- 455 Okunma
- 5 Yorum
- 0 Beğeni
Ortam Gerginse de Sakin Olmalı
Anladık, tamam tamam herkes ekonomik sıkıntıdan payını alıyor, geçim darlığı çekiyor, ancak bu durumda saygısız olmayı gerektirmiyor, sevgiyi akıldan çıkartmamız sonucuna götürmüyor bizleri... Son senelerde toplumun büyük bölümü kredi borçlusu... Ya ev almış, ya araba almış ya da her ikisini birden almış. Başka başka işleri için tüketici kredisi kullanmış vs. Hal böyle olunca geçimde zorlaşıyor, seçimde...
Tuzu kuru olan belli bir kesimin dışında, zorlanan zorlanana ekonomik olarak. Böyle olunca da herkes patlamaya hazır barut fıçısı konumunda... Öğretmen okula geliyor bunun acısını öğrencilerden çıkartıyor zaman zaman. Amir daireye geliyor memurlarını ya da sekreterini haşlıyor. Patron işçisine çıkışıyor. İşçi kendinden aşağıda çırak ya da kalfa varsa onlara trip atıyor...

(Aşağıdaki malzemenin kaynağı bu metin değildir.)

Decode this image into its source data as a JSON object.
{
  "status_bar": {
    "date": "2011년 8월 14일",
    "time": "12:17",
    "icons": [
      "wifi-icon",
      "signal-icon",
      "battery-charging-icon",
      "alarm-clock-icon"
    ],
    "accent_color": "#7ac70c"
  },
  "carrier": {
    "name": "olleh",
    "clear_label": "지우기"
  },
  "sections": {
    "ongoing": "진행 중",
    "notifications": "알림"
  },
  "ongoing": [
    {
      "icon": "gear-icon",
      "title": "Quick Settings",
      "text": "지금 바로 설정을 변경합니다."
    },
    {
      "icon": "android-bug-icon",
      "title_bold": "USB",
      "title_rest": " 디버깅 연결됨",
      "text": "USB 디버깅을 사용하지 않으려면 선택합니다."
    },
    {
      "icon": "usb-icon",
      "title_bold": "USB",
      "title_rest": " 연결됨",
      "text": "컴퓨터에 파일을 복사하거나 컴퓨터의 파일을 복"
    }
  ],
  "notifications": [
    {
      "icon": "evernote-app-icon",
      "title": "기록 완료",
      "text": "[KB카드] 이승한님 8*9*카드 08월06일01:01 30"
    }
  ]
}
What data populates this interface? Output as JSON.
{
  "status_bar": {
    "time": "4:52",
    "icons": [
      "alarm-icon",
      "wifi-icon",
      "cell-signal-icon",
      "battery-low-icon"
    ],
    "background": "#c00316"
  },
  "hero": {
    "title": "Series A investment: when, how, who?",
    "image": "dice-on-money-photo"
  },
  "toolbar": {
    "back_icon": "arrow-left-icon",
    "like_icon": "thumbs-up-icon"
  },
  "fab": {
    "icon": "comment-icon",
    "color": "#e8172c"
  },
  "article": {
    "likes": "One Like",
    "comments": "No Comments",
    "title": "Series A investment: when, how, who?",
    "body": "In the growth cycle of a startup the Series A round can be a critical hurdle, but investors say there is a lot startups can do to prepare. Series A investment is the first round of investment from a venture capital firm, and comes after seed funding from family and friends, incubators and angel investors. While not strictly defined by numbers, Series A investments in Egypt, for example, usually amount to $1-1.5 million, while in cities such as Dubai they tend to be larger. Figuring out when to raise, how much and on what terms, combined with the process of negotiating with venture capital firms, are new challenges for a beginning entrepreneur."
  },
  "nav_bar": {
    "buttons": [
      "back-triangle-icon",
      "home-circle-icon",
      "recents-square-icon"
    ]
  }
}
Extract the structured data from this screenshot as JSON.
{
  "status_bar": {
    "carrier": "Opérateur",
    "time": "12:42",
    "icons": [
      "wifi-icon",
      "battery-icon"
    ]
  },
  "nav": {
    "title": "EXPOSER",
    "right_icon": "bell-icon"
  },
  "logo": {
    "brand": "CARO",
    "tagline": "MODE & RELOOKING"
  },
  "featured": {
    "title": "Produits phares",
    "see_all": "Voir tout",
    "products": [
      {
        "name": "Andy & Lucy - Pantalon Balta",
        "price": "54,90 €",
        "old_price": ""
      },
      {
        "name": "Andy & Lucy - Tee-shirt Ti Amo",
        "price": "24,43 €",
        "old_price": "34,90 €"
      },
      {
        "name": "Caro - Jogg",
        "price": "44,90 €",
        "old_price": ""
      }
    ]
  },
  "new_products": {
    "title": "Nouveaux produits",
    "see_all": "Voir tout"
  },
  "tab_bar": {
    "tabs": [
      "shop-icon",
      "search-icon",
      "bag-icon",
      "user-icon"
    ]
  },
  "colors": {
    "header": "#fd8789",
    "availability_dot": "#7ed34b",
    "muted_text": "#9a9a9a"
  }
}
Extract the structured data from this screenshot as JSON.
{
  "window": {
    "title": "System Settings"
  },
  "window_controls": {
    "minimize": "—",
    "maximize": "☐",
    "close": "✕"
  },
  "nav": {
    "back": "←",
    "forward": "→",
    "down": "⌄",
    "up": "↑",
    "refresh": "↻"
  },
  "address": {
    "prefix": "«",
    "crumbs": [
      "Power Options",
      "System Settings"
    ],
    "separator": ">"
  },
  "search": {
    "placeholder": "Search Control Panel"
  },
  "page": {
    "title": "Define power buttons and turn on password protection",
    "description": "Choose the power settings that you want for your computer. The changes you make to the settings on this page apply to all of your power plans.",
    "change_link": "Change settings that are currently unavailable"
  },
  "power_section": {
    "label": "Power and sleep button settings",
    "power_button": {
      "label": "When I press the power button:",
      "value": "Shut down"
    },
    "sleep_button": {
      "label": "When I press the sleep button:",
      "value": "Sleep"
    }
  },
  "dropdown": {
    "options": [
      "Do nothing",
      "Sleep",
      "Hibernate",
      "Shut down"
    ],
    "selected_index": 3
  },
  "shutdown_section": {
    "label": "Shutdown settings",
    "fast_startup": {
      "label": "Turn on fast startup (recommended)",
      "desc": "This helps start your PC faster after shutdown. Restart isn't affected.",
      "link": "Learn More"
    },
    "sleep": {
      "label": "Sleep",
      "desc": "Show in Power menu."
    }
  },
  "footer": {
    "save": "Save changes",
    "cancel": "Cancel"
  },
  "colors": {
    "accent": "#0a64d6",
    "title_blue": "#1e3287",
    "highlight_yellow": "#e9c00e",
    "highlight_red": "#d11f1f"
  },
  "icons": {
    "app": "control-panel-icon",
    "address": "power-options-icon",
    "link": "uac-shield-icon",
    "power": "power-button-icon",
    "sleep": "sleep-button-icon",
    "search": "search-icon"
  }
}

Saygı da azaldı sevgi de, hoşgörü ise yerlerde sürünüyor. Böyle mi olmalıydı? Nerede nezaket, kibarlık, incelik? Trafikte insanlar dalgındır, hata yapabilir, hemen arabadan inip de karşıdakini hırpalamak mı lazım? Sevinmeli insan cana zarar gelmediği için... Alttan almayı çoğumuz beceremiyoruz toplumumuzda... Bir anlık gaflet sonucu yirmibeş yıl cezaevi hiç de iyi bir alışveriş değil...
İş hayatında yüzlerce insan ile muhatap oluyor insan. Her kişiyi aynı oranda sevdiğimiz, ilgi gösterdiğimiz söylenemez tabi ki ancak yine de saygıyı yitirmemek lazım. Saygı sevginin de önünde olmalı her daim... Unutmamalı ki ’’Tatlı söz yılanı bile deliğinden çıkartır.’’ Ayrıca da her karşınızda ki insana da yılan gözüyle bakmayın sakın. Sert insanların içinde bile bazen yumuşacık bir kalp vardır, bunu sakın unutmayın...
’’Ayinesi iştir kişinin lafa bakılmaz.’’ derler. Başka bir deyiş ile az laf çok iş yapmak lazımda diyebiliriz. Meclisimize, siyasi kişiliklerimize bakıyorum orada da sinirler gergin. Herkes birbirine laf ile terbiye, ayar vermeye kalkıyor. Kendini eleştirme cesaretini gösteren çok az politikacımız var gibi... Oysa ki toplumları ilerletecek mekanizma eleştirinin varlığıdır. Eleştiriye katlanamayanların hem kendileri hem de toplum ile sıkıntıları vardır mutlaka...
Suyun sakinleştirici etkisinden çoğu kere yararlanmaya çalışmalı. Yoksa, ona bağır çağır, öbürüne trafikte yanlış yaptı diye küfret, okulda çocukları haşla, hatta haşlamakla da kalma cebir ve şiddet uygula... Bunlar çağın çok gerisinde kalmalı artık. Yangına körükle gitmek kimseye bir şey kazandırmaz. Ha gardiyanlar ve cezaevi müdürleri de aç mı kalsın, diyorsanız, o da sizin bileceğiniz iş. Hayat her şeye rağmen değer verilmeyi hak ediyor...
AHMET ZEYTİNCİ
YORUMLAR
"Suyun sakinleştirici etkisinden çoğu kere yararlanmaya çalışmalı. "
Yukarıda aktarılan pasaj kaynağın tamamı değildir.